Question 5: Based on the lecture, what is a model-driven approach to analyze resting state data? When might the model-driven approach vs. the data-driven approach be appropriate?
One additional anatomical file P99-Anat_IIHC_MNI.vmr and two more ICA files (P-99_RestEyesClosed1-S1R1_3DMCTS_LTR_THPGLMF2c_MNI.ica and P-99_RestEyesClosed2-S1R1_3DMCTS_LTR_THPGLMF2c_MNI.ica) are provided.
For P-99_RestEyesClosed1-S1R1_3DMCTS_LTR_THPGLMF2c_MNI.ica, use the same steps as above to quickly examine each of the 30 IC time courses, IC maps, and fingerprints.

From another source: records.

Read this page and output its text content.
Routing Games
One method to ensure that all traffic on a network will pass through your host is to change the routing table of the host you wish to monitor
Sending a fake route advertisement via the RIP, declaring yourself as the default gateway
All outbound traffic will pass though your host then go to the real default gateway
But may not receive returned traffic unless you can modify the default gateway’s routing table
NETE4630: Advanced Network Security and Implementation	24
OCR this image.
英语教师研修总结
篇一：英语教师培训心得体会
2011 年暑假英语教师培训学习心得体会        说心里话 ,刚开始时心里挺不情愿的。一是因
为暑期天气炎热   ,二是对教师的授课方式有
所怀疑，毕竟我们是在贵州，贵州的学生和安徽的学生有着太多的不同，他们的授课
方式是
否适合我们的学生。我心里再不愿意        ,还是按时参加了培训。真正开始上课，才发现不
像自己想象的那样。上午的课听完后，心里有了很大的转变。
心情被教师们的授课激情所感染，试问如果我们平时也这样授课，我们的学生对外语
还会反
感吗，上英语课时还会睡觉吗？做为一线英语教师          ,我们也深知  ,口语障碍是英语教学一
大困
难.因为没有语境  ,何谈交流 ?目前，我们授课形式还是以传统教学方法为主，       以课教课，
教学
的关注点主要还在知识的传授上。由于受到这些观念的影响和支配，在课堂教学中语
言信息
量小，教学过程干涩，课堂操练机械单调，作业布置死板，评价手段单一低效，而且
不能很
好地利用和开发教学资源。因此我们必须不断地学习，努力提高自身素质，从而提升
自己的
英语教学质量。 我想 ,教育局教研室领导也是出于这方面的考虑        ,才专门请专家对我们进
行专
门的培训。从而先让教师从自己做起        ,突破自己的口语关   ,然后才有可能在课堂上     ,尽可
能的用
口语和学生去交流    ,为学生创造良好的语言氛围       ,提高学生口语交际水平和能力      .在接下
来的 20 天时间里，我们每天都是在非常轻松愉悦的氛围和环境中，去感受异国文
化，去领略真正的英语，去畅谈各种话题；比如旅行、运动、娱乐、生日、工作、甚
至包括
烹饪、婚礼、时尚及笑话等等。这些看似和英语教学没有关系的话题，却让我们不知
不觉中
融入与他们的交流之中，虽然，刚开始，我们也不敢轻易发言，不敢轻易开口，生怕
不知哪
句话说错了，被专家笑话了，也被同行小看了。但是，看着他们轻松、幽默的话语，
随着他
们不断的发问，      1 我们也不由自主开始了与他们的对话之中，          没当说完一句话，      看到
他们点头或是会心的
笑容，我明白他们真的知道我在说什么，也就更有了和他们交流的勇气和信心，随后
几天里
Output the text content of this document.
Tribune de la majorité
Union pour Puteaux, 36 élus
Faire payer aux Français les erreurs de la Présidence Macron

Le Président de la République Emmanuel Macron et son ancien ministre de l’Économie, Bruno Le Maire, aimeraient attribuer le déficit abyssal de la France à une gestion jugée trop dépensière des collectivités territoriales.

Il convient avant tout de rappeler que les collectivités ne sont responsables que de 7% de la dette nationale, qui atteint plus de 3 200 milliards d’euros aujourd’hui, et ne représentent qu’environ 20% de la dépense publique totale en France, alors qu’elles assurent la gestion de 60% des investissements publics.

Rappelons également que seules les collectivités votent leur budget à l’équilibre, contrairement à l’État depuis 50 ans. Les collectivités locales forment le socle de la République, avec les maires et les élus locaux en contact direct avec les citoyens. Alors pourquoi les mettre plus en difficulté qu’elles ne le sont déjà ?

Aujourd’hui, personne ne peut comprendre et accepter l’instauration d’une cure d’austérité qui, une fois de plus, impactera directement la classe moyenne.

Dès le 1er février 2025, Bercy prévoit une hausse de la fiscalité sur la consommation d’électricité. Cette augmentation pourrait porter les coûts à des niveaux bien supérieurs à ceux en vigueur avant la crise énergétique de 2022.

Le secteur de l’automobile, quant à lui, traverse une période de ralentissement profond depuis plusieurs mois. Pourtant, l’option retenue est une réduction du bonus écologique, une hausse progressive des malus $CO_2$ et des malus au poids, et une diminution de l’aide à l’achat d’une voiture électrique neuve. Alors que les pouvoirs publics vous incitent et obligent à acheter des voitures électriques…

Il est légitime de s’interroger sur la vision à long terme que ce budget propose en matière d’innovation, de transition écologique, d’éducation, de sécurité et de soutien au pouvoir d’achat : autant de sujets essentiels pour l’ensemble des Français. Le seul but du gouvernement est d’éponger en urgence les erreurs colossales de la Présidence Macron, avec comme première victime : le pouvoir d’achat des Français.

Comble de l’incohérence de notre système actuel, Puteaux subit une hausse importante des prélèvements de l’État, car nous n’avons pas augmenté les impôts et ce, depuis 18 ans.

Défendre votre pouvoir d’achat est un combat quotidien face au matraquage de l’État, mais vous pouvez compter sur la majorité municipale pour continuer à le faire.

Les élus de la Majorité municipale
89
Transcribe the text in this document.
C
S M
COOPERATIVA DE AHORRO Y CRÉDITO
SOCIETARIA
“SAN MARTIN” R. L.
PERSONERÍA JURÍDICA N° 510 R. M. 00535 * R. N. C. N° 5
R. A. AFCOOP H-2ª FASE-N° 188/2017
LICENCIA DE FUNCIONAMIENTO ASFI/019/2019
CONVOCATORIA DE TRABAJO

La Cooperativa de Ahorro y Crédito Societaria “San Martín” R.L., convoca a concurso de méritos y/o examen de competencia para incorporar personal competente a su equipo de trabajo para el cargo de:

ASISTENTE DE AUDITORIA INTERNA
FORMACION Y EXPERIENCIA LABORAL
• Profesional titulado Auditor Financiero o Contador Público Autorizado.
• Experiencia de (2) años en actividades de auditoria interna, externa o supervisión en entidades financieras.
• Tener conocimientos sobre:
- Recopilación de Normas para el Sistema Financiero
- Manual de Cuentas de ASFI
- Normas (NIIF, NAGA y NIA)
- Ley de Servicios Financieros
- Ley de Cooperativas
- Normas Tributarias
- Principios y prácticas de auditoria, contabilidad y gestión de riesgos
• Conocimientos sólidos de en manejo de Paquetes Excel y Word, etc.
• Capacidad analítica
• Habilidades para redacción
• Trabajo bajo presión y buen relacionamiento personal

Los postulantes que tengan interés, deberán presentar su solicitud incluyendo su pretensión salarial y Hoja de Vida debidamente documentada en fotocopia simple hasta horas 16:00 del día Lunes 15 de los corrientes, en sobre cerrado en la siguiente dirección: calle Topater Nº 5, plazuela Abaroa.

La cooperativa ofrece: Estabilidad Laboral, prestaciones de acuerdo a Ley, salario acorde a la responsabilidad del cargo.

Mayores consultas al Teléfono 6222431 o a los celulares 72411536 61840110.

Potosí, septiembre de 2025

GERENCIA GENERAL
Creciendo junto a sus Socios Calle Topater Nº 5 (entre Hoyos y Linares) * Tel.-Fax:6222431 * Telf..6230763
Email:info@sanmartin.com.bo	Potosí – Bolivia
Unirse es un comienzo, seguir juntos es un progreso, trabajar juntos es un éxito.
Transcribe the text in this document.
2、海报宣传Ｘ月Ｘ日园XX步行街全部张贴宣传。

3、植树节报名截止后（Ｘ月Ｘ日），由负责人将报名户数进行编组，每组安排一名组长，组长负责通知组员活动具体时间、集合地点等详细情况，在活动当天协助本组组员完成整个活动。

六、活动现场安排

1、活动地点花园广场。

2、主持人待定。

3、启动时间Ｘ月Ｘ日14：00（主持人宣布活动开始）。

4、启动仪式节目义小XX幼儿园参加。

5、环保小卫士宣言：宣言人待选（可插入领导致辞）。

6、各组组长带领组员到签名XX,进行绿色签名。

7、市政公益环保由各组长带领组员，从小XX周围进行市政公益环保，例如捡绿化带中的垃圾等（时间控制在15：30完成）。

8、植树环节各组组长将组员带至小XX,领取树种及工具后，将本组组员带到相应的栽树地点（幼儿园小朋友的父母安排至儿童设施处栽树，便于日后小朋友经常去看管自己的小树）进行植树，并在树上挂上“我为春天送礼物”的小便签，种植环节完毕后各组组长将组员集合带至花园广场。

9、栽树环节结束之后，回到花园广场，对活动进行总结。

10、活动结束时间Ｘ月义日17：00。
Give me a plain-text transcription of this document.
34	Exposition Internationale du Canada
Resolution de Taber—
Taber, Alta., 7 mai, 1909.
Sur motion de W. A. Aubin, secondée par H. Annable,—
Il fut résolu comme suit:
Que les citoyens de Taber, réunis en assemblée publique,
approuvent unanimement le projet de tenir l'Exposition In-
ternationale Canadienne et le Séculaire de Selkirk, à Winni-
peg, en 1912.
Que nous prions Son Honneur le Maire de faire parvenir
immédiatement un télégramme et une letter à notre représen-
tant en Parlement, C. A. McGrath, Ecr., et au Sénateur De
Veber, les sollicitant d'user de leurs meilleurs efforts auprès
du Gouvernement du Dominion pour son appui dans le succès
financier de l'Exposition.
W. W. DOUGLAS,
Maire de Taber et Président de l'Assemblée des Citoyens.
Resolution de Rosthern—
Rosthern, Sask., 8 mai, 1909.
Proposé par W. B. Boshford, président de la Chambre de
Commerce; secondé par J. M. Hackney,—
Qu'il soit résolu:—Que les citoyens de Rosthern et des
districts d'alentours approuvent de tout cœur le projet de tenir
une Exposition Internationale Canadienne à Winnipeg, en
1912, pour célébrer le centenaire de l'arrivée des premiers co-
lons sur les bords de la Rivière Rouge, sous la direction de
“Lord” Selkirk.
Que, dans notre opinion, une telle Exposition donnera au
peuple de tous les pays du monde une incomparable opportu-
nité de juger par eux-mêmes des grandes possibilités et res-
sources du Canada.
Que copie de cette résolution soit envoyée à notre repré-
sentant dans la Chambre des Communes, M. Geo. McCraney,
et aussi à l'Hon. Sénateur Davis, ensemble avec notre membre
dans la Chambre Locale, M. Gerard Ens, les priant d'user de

(Note: for resting state ignore the error message when clicking show timecourse - there is no protocol because it is resting state),
Question 6: For P-99_RestEyesClosed1-S1R1_3DMCTS_LTR_THPGLMF2c_MNI.ica, list two or three ICs that are likely to be driven by BOLD response, and two or three that are likely to be noise. Support each decision using all three interpretation techniques: IC time course examination IC map examination, and fingerprinting. Briefly explain what evidence each of these interpretations provides for your argument.
Question 7: Which component in P-99_RestEyesClosed1-S1R1_3DMCTS_LTR_THPGLMF2c_MNI.ica that looks like task-positive vs. resting-state networks? What do the colors maps mean? Why would BV have a button that allows you to flip the color mapping?
Question 8: Based on your experiences in this tutorial, even though ICA is cool, what factors can make it challenging to interpret?